Arriving in calcutta having been staring at snow capped mountains the day previous was a bit of a shock. The heat felt like a hair drier on full blast over every part of your body and the hustle and bustle was back. All received by us with grins on our faces. We love the mountains but we're city folk too. We were harrassed by gaggle of rickshaw and taxi drivers, both sets squabbling like vultures over the first dibs on a lion's leftovers. Under the cover of the arguments we managed to get one quiet driver to take us to sudder st for the right price in his bright yellow ambassador, windows down full, panting commenced. Sudder st is the main hang out for the usual traveller type. We chanced upon a new hotel with slick air con and pristine rooms, booked ourselves in for three nights and took a well needed shower before venturing back. After grooming a half decent beard on this trip i decided it was time to shed the fuzz to get some air to my chops and also leave myself a moustache which i wore for the first time in my life. I was hoping to carry an air of magnum pi but in all honesty i looked more like higgins.
That first day we meandered pretty hopelessly around our area, we walked through the hogg market which had a vibe of leeds market back home. We ate an unnecessarily expensive but decent lunch atop a hotel, decided upon in desperation to avoid the searing heat and humidity below. That night we went down to a popular local kebab place called peter cat and gorged on mutton and chicken kebabs with buttery rice and hot parathas. Avoiding meat in the south was straight forward, here in calcutta, the epicentre for the world famous bengali cuisine, it was not and we gave in to our primeval desires and were rewarded for our abstinence.

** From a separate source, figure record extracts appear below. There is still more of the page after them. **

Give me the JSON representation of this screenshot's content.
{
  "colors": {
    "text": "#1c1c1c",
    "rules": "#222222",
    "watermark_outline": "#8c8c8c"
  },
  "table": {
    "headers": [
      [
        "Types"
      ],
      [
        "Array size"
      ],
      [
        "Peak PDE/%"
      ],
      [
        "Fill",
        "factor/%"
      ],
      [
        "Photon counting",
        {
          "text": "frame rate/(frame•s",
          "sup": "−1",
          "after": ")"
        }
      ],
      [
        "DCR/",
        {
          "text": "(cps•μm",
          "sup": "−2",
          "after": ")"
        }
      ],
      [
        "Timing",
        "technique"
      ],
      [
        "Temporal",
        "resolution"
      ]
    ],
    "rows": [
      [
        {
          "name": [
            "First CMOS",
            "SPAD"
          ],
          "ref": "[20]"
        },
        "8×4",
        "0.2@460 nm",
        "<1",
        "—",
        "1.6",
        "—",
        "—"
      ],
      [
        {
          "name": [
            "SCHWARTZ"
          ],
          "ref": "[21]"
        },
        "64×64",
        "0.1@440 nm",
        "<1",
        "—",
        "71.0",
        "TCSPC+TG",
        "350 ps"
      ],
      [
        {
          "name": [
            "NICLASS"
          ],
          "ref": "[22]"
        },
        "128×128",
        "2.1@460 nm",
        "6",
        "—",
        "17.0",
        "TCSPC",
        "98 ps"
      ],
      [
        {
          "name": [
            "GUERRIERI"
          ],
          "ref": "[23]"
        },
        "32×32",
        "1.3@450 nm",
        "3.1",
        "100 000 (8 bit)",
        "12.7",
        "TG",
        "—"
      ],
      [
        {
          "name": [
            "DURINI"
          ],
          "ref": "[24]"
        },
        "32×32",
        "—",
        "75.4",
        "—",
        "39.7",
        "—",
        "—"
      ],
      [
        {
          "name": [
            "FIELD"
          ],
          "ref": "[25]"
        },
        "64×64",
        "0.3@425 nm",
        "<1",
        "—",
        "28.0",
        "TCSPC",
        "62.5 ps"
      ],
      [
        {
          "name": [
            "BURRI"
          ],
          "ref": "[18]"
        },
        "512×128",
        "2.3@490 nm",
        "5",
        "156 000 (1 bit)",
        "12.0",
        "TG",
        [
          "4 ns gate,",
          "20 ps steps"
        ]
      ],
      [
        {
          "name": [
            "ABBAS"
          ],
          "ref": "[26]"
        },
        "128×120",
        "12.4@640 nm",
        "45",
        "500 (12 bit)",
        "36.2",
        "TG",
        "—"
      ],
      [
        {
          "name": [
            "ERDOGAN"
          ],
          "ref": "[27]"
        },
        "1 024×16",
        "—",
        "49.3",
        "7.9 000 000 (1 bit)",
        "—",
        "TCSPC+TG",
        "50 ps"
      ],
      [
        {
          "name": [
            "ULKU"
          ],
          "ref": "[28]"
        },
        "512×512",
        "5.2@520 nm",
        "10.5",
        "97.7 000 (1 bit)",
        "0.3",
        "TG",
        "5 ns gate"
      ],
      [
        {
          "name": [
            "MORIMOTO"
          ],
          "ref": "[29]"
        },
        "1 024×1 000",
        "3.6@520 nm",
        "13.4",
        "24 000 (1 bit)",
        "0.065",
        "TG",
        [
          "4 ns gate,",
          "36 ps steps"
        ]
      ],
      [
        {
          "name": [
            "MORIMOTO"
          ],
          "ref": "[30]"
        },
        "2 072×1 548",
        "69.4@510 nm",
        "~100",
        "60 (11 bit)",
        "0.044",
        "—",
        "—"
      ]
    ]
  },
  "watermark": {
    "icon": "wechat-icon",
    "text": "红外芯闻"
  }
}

The next we got up early, with a plan for the day (essential in the heat) and wandered through the park to the victoria memorial. Lads were playing football on the grass as early as 7am hoping to become the next baichang bhutia (who? Wiki him). The memorial itself is like a cross between st paul's cathedral and the taj mahal, and no less stunning than either. Its set in pristine grounds of lush green lawns and four ponds on each corner of the building. We ambled round taking time to enjoy what felt to us like a good old english green with a slab of brittania plonked in the middle. We headed back to park street from the memorial to get some early lunch and snap up a bit of calcutta wrapped up in the form of the famous kati roll: surely one of the culinary wonders of the world. I had the lamb and niki foolishly opted for paneer and was tugging at my shoulder for a second bite as i gave her some of my roll. Kati rolls are like most indian style kebabs or wraps but the secret of this one's success is that the bread is a paratha soaked in egg and fried on a tawa. Holy shitballs that sho does make some fiiiiiiine eating y'all. Calcutta is seriously good for food, especially street food and at ridiculously cheap prices. I got a take away for a grand total of 26 rupees and i had dal ghost, rice and a paratha. We also ate breakfast sat down at a table on the street for 6 rupees each, as much as you like chana masala and unlimited pooris to mop up the sauce. The following day we checked out the museum which turned out to be unexpectedly hilarious.... basically the taxidermist for the museum needs to be sent to specsavers and his handywork made for some funny snaps (see sample pics below, one of them is actually a tiger but manages to look like a cross between a demented bear and a wombat with crossed eyes). We had to take a trip to visit the air india offices in north calcutta to rearrange our return flight from the andamans so we braved the metro rather than take a sweaty cab. Much to our surprise it was calm and quiet (by indian standards) and was air conditioned a real respite from the heat above. It cost a grand total of 4 rupees per journey and i couldnt help much scratch my head at how ludicrously cheap that really was. The carriages were cool and had designated seating ladies. Thats not out of any chivalrous deciaion by the authorities, its done out of safety to prevent women having their bits fiddled by groping men at busy times!
On our last night we took a taxi and searched for a restaurant recommended by the indian guys we met at lakeview in sikkim (bhojohari manna). We ate bengali seafood and it wad out of this world. The fish was meaty and the masala was coconutty, sweet and perfectly spiced. Niki's prawn dish was more delicate but mouth watering all the same. We got an early night to prepare us for the climax, final stop on out trip and perhaps the last bastion of true paradise: the andamans woooo!